The other choice is to continue down the paycheck-to-paycheck path of creative fulfillment that I have crossed into since leaving corporate America two years ago, but it’s a path in which I know the payoff is precarious and hidden somewhere on a far-off horizon. It’s a path in which I consider getting a masters degree and possibly pursuing even more of the thing that weighs me down, all in hopes of what? Spiritual fulfillment? Creative agency? A chance for some sort of greatness amidst the chaos?
Hope is the key element lying within these rhetorical questions, but I don’t give it much credence these days.
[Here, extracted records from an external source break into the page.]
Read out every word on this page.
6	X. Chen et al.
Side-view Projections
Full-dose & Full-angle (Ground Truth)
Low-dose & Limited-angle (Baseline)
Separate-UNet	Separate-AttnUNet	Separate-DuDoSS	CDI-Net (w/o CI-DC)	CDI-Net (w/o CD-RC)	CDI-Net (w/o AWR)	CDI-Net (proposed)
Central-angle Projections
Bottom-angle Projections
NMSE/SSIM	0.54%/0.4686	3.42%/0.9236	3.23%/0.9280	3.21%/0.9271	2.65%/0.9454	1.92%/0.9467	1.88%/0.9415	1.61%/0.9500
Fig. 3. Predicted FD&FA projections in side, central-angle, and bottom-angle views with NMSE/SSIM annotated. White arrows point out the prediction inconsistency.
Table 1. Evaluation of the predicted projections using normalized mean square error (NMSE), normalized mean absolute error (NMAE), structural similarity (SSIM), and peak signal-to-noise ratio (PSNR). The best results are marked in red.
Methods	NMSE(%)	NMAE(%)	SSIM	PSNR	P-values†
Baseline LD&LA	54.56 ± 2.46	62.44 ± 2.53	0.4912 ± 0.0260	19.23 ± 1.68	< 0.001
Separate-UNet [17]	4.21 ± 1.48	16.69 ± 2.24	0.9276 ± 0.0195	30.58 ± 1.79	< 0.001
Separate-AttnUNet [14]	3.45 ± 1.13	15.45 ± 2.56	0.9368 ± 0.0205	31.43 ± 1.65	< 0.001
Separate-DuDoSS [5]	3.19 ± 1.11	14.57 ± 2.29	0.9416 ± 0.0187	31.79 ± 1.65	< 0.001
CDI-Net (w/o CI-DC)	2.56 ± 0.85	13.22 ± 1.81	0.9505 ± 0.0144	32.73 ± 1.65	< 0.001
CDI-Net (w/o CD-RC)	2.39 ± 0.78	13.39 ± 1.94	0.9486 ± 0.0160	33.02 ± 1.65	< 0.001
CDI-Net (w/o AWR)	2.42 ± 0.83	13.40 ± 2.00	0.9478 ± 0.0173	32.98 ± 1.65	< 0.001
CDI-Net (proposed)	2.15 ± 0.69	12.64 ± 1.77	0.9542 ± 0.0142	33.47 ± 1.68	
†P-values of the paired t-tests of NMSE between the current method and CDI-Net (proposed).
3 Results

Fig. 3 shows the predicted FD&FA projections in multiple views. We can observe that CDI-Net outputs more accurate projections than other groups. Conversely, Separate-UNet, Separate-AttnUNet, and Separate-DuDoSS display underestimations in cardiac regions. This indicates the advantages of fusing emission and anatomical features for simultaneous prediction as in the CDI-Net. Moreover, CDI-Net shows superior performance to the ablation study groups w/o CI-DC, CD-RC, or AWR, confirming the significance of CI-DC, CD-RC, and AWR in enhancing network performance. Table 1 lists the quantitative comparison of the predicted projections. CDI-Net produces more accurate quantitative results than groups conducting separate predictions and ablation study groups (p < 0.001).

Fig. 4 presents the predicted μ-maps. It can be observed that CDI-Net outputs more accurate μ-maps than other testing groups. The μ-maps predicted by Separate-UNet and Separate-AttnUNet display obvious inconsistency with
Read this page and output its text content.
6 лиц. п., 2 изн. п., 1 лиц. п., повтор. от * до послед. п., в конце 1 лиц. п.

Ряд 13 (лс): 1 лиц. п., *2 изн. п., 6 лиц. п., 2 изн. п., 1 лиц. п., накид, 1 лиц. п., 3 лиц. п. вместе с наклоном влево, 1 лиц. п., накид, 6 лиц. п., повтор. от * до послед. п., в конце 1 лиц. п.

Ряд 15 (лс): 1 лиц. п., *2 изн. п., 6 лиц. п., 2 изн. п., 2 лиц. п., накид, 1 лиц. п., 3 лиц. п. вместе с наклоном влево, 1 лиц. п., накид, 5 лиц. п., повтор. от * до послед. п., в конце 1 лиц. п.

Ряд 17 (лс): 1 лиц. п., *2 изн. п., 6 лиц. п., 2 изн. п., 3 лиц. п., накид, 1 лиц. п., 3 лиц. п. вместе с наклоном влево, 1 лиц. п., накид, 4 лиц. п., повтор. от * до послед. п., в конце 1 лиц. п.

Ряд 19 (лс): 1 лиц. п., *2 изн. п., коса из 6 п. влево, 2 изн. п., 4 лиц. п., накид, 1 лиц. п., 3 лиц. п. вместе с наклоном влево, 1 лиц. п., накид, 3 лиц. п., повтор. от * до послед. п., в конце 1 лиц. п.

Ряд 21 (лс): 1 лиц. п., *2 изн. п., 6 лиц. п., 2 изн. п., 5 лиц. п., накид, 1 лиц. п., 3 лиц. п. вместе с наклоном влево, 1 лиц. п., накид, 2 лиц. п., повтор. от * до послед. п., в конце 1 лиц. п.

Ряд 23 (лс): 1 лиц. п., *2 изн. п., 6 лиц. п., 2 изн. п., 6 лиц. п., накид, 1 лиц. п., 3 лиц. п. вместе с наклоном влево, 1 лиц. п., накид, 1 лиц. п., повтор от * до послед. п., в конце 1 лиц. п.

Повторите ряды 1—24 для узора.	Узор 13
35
It’s a faint enough glimmer, a reflection of a young, enthusiastic, hard-working person who once believed in the American Dream enough to buy into its script, to follow it to the letter, and to end up with it strapping down my financial future and holding it hostage.
I’d like to think this is a story of eventual redemption, but I’m not so sure. To hang on blindly to the notion that picket fences and beach vacations are right around the corner seems to be the running of a fool’s errand.
But the one American tenet that continues to stick has been my ability to stay stubborn and resilient in the midst of the disappointment and the financial defeat. My red, white, and blue bootstraps are well worn and familiar by this point, so I’ll continue to bite my lip, pull myself up, gain some traction, hum a patriotic Toby Keith song, and hope that the straps don’t break entirely.